With the guilty commit, the output format of Concat in the model changed from contiguous to channels_last, which caused the order of the for loops in codegen kennels to change, the innermost for loop became the channel dimension, which caused two issues in this model:

  1. In the vectorization process, there is additional scalar processing for the tail. such as:
                for(long x1=static_cast<long>(0L); x1<static_cast<long>(48L); x1+=static_cast<long>(16L))
                {
                    auto tmp0 =
                    [&]
                    {
                        __at_align__ std::array<unsigned char, 64> tmpbuf;
                        #pragma GCC unroll 16
                        for (long x1_inner = 0; x1_inner < 16; x1_inner++)
                        {
                            tmpbuf[x1_inner] = in_ptr0[static_cast<long>((58L*(static_cast<long>((x1 + x1_inner)) % static_cast<long>(2L))) + (116L*x0) + (c10::div_floor_integer((x1 + x1_inner), 2L)))];
                        }
                        return at::vec::Vectorized<unsigned char>::loadu(tmpbuf.data(), 16);
                    }
                    ()
                    ;
                    auto tmp1 = at::vec::convert<float>(tmp0);
                    auto tmp2 = static_cast<float>(0.0);
                    auto tmp3 = at::vec::Vectorized<float>(tmp2);
                    auto tmp4 = tmp1 - tmp3;
                    auto tmp5 = static_cast<float>(0.013786641880869865);
                    auto tmp6 = at::vec::Vectorized<float>(tmp5);
                    auto tmp7 = tmp4 * tmp6;
                    tmp7.store(out_ptr0 + static_cast<long>(x1 + (116L*x0)));
                }
                #pragma omp simd simdlen(8) 

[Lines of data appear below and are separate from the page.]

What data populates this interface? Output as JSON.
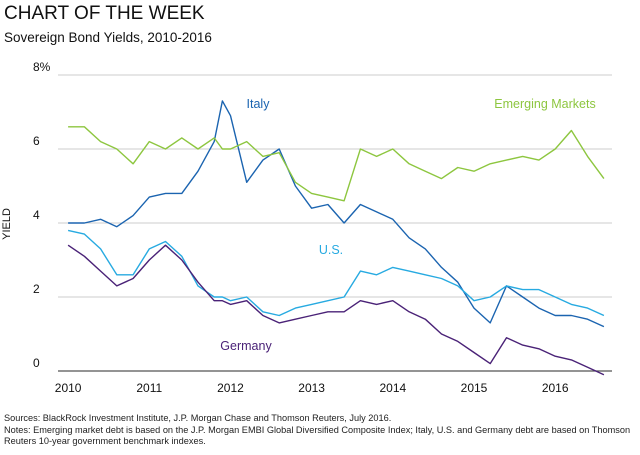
{
  "chart_data": {
    "type": "line",
    "title": "CHART OF THE WEEK",
    "subtitle": "Sovereign Bond Yields, 2010-2016",
    "y_label": "YIELD",
    "sources": "Sources: BlackRock Investment Institute, J.P. Morgan Chase and Thomson Reuters, July 2016.",
    "notes": "Notes: Emerging market debt is based on the J.P. Morgan EMBI Global Diversified Composite Index; Italy, U.S. and Germany debt are based on Thomson Reuters 10-year government benchmark indexes.",
    "x": [
      2010.0,
      2010.2,
      2010.4,
      2010.6,
      2010.8,
      2011.0,
      2011.2,
      2011.4,
      2011.6,
      2011.8,
      2011.9,
      2012.0,
      2012.2,
      2012.4,
      2012.6,
      2012.8,
      2013.0,
      2013.2,
      2013.4,
      2013.6,
      2013.8,
      2014.0,
      2014.2,
      2014.4,
      2014.6,
      2014.8,
      2015.0,
      2015.2,
      2015.4,
      2015.6,
      2015.8,
      2016.0,
      2016.2,
      2016.4,
      2016.6
    ],
    "series": [
      {
        "name": "Italy",
        "color": "#1b64b0",
        "values": [
          4.0,
          4.0,
          4.1,
          3.9,
          4.2,
          4.7,
          4.8,
          4.8,
          5.4,
          6.2,
          7.3,
          6.9,
          5.1,
          5.7,
          6.0,
          5.0,
          4.4,
          4.5,
          4.0,
          4.5,
          4.3,
          4.1,
          3.6,
          3.3,
          2.8,
          2.4,
          1.7,
          1.3,
          2.3,
          2.0,
          1.7,
          1.5,
          1.5,
          1.4,
          1.2
        ]
      },
      {
        "name": "Emerging Markets",
        "color": "#8dc63f",
        "values": [
          6.6,
          6.6,
          6.2,
          6.0,
          5.6,
          6.2,
          6.0,
          6.3,
          6.0,
          6.3,
          6.0,
          6.0,
          6.2,
          5.8,
          5.9,
          5.1,
          4.8,
          4.7,
          4.6,
          6.0,
          5.8,
          6.0,
          5.6,
          5.4,
          5.2,
          5.5,
          5.4,
          5.6,
          5.7,
          5.8,
          5.7,
          6.0,
          6.5,
          5.8,
          5.2
        ]
      },
      {
        "name": "U.S.",
        "color": "#27aae1",
        "values": [
          3.8,
          3.7,
          3.3,
          2.6,
          2.6,
          3.3,
          3.5,
          3.1,
          2.3,
          2.0,
          2.0,
          1.9,
          2.0,
          1.6,
          1.5,
          1.7,
          1.8,
          1.9,
          2.0,
          2.7,
          2.6,
          2.8,
          2.7,
          2.6,
          2.5,
          2.3,
          1.9,
          2.0,
          2.3,
          2.2,
          2.2,
          2.0,
          1.8,
          1.7,
          1.5
        ]
      },
      {
        "name": "Germany",
        "color": "#4a2277",
        "values": [
          3.4,
          3.1,
          2.7,
          2.3,
          2.5,
          3.0,
          3.4,
          3.0,
          2.4,
          1.9,
          1.9,
          1.8,
          1.9,
          1.5,
          1.3,
          1.4,
          1.5,
          1.6,
          1.6,
          1.9,
          1.8,
          1.9,
          1.6,
          1.4,
          1.0,
          0.8,
          0.5,
          0.2,
          0.9,
          0.7,
          0.6,
          0.4,
          0.3,
          0.1,
          -0.1
        ]
      }
    ],
    "xlim": [
      2009.9,
      2016.7
    ],
    "xticks": [
      2010,
      2011,
      2012,
      2013,
      2014,
      2015,
      2016
    ],
    "ylim": [
      0,
      8
    ],
    "yticks": [
      0,
      2,
      4,
      6,
      {
        "value": 8,
        "label": "8%"
      }
    ],
    "grid": true
  }
}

                for(long x1=static_cast<long>(48L); x1<static_cast<long>(58L); x1+=static_cast<long>(1L))
                {
                    auto tmp0 = in_ptr0[static_cast<long>((58L*(static_cast<long>(x1) % static_cast<long>(2L))) + (116L*x0) + (c10::div_floor_integer(x1, 2L)))];
                    auto tmp1 = c10::convert<float>(tmp0);
                    auto tmp2 = static_cast<float>(0.0);
                    auto tmp3 = decltype(tmp1)(tmp1 - tmp2);
                    auto tmp4 = static_cast<float>(0.013786641880869865);
                    auto tmp5 = decltype(tmp3)(tmp3 * tmp4);
                    out_ptr0[static_cast<long>(x1 + (116L*x0))] = tmp5;
                }
  2. More non-contiguous loads:
                    auto tmp0 =
                    [&]
                    {
                        __at_align__ std::array<float, 16> tmpbuf;
                        #pragma GCC unroll 16
                        for (long x1_inner = 0; x1_inner < 16; x1_inner++)
                        {
                            tmpbuf[x1_inner] = in_ptr2[static_cast<long>(29L + (58L*(static_cast<long>((x1 + x1_inner)) % static_cast<long>(2L))) + (116L*x0) + (c10::div_floor_integer((x1 + x1_inner), 2L)))];
                        }
                        return at::vec::Vectorized<float>::loadu(tmpbuf.data(), 16);
                    }
                    ()
                    ;
leslie-fang-intel commented 3 months ago

Try masked vectorization for tail case.